Prime Minister Boris Johnson on Wednesday downplayed the prospect of triggering a UK trade war with the EU by threatening to pull post-Brexit arrangements in Northern Ireland, despite European warnings that he risks breaching international law.
Johnson said London and Brussels must “fix” the so-called Northern Ireland Protocol which governs trade to and from the British province, but that both sides should keep a sense of proportion.
“We’re talking about really, in the scheme of things, a very, very small part of the whole European economy,” he told reporters during an unrelated visit to Sweden and Finland.
“Let me put it this way: I don’t think there’s any need for drama. This is something that just needs to be fixed.”
Johnson’s government has warned it is ready to take unilateral action “to stabilise the situation in Northern Ireland if solutions cannot be found” to key sticking points with the protocol.
Ministers have argued that it does not command cross-community support and that London needs to protect the 1998 Good Friday Agreement, which ended three decades of sectarian violence over British rule in Northern Ireland.
But the European Union has repeatedly ruled out renegotiating the terms of the deal.
The standoff comes as political tensions rise in Belfast after historic elections last week saw pro-Irish nationalists Sinn Fein become the biggest party for the first time and now bidding to lead a power-sharing executive.
However, the latest UK threats to overhaul the arrangements unilaterally have caused consternation in Brussels, Ireland’s foreign minister Simon Coveney said as he met Northern Irish leaders.
– ‘Compromise’ –
Coveney said this week’s statements had “gone down really badly across the European Union” and rejected British claims that Brussels was being inflexible over its implementation.
“The (European) Commission has been showing a willingness to compromise,” he told reporters.
“What they are hearing and seeing from London is a rejection of that approach, towards a breach of international law.”
The protocol was signed separately from the Brexit trade deal between London and Brussels because Northern Ireland has the country’s only land border with the EU.
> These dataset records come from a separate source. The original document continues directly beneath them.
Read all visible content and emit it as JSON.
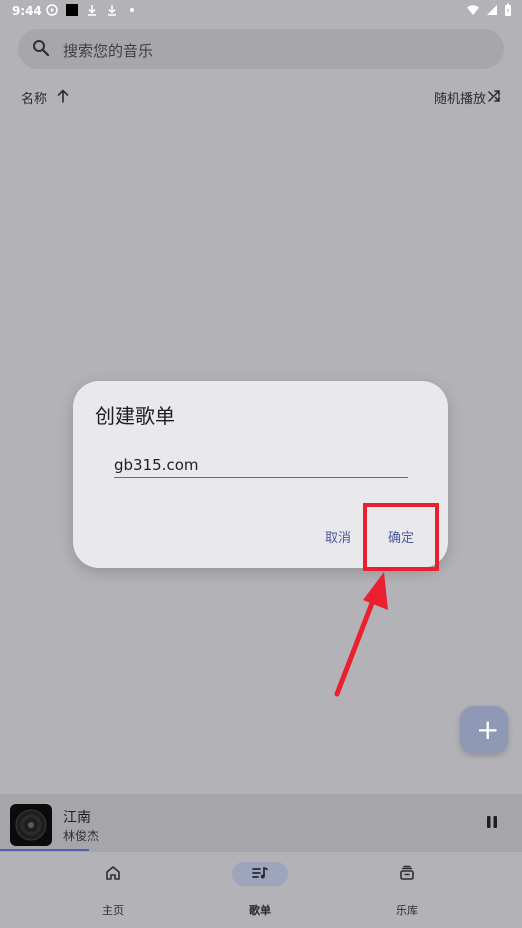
{
  "status_bar": {
    "time": "9:44"
  },
  "search": {
    "placeholder": "搜索您的音乐"
  },
  "sort": {
    "label": "名称",
    "shuffle_label": "随机播放"
  },
  "dialog": {
    "title": "创建歌单",
    "input_value": "gb315.com",
    "cancel_label": "取消",
    "confirm_label": "确定"
  },
  "player": {
    "title": "江南",
    "artist": "林俊杰"
  },
  "nav": {
    "items": [
      {
        "label": "主页",
        "icon": "home-icon"
      },
      {
        "label": "歌单",
        "icon": "playlist-icon"
      },
      {
        "label": "乐库",
        "icon": "library-icon"
      }
    ]
  },
  "fab": {
    "label": "+"
  },
  "colors": {
    "accent": "#4b5b9a",
    "highlight": "#ea1f2f",
    "arrow": "#ea1f2f"
  }
}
It keeps the province largely in the European single market and customs union but mandates checks on goods coming from Great Britain — England, Scotland and Wales.
The checks are designed to prevent a return to a hard border between Northern Ireland and EU member Ireland, which was a flashpoint in the years of violence.
But the pro-UK Democratic Unionist Party (DUP) say by creating a de facto border in the Irish Sea, Northern Ireland risks being cut adrift from the rest of the UK.
The party is refusing to join a new power-sharing government in Belfast until the protocol is scrapped or overhauled.
Sinn Fein’s Michelle O’Neill, who is set to be Northern Ireland’s first nationalist first minister after elections last week, said after meeting Coveney: “The protocol is here to stay.
“There are ways to smooth its implementation, and we are certainly up for that, but the rhetoric from the British government in the last number of days is serving only to pander to the DUP,” she said.